The late twentieth century may have seen a considerable change in regard to linguistic taboo – in the English-speaking world at least –as certain social constraints have loosened. However, that decline may have been more than matched by the marked increase in the use of euphemistic language, the ‘dressing up’ in language of certain areas in life to make them more presentable, more polite, and more palatable to public taste. Euphemistic words and expressions allow us to talk about unpleasant things and disguise or neutralize the unpleasantness, e.g., the subjects of sickness, death and dying, unemployment, and criminality. They also allow us to give labels to unpleasant tasks and jobs in an attempt to make them sound almost attractive. Euphemism is endemic in our society: the glorification of the commonplace and the elevation of the trivial. We are constantly renaming things and repackaging them to make them sound ‘better’; we must remember that Orwell’s version of the future relied heavily on characterizing the inhabitants of that future world as having fallen victim to its euphemisms, its renaming of reality to fit a new order of society. It is even possible to argue that ‘politically correct’ language is euphemism in a new guise.

 

In a series of publications Nadel (particularly 1954) has described how the Nupe of West Africa must be among the most prudish people in the world, distinguishing sharply between expressions that are suitable for polite conversation and those that are not. They constantly resort to circumlocutions and euphemisms in order to avoid direct mention of matters pertaining to parts of the body, bodily functions, sex, and so on. At the same time, however, they show an intense fascination with language and are prepared to discuss various linguistic complexities at length. It seems that they are quite aware of what they are doing when they use circumlocutions and euphemisms.
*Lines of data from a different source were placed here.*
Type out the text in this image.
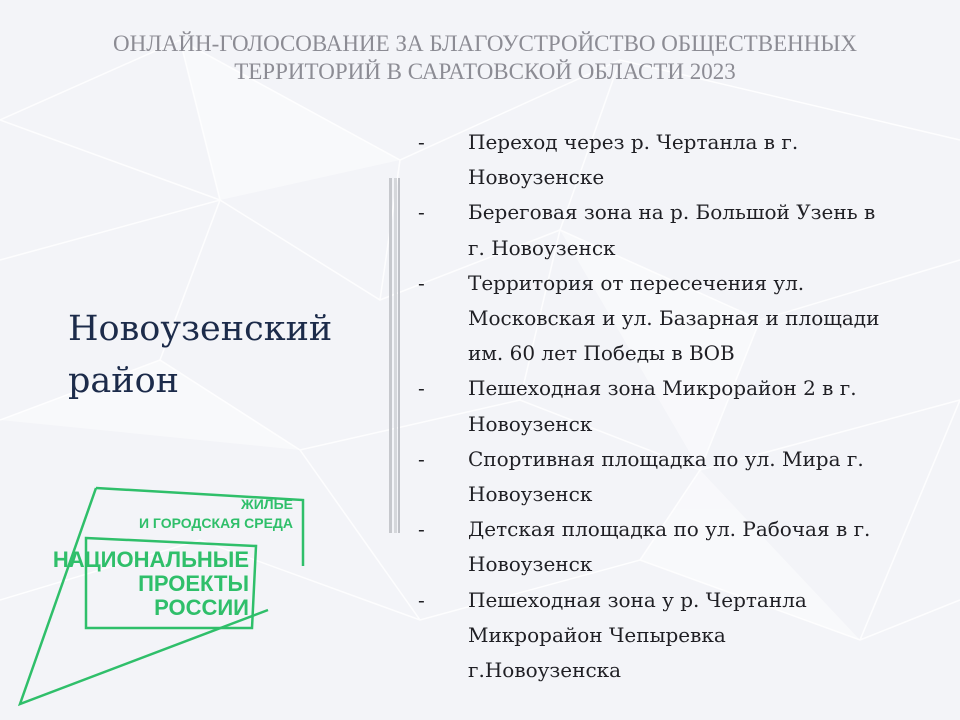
ОНЛАЙН-ГОЛОСОВАНИЕ ЗА БЛАГОУСТРОЙСТВО ОБЩЕСТВЕННЫХ
ТЕРРИТОРИЙ В САРАТОВСКОЙ ОБЛАСТИ 2023
Новоузенский
район
- Переход через р. Чертанла в г.
Новоузенске
- Береговая зона на р. Большой Узень в
г. Новоузенск
- Территория от пересечения ул.
Московская и ул. Базарная и площади
им. 60 лет Победы в ВОВ
- Пешеходная зона Микрорайон 2 в г.
Новоузенск
- Спортивная площадка по ул. Мира г.
Новоузенск
- Детская площадка по ул. Рабочая в г.
Новоузенск
- Пешеходная зона у р. Чертанла
Микрорайон Чепыревка
г.Новоузенска
ЖИЛЬЕ
И ГОРОДСКАЯ СРЕДА
НАЦИОНАЛЬНЫЕ
ПРОЕКТЫ
РОССИИ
As Nadel says (p. 57), ‘When they employ metaphors or otherwise manipulate expressions, they are always fully aware of the semantic implications.’ Apparently, the Nupe have developed indirect ways of referring to tabooed matters, ways they can employ on those occasions when it is possible to free themselves from normal constraints, e.g., in certain kinds of story-telling or on specific festive occasions.

 

Taboo and euphemism affect us all. We may not be as deeply conscious of the effects as are the Nupe, but affect us they do. We all probably have a few things we refuse to talk about and still others we do not talk about directly. We may have some words we know but never – or hardly ever – use because they are too emotional for either us or others. While we may find ‘some thoughts too deep for words’ –something hard to prove – others we definitely take care not to express at all even though we know the words, or else we express ourselves on them very indirectly. Each social group is different from every other in how it constrains linguistic behavior in this way, but constrain it in some such way it certainly does.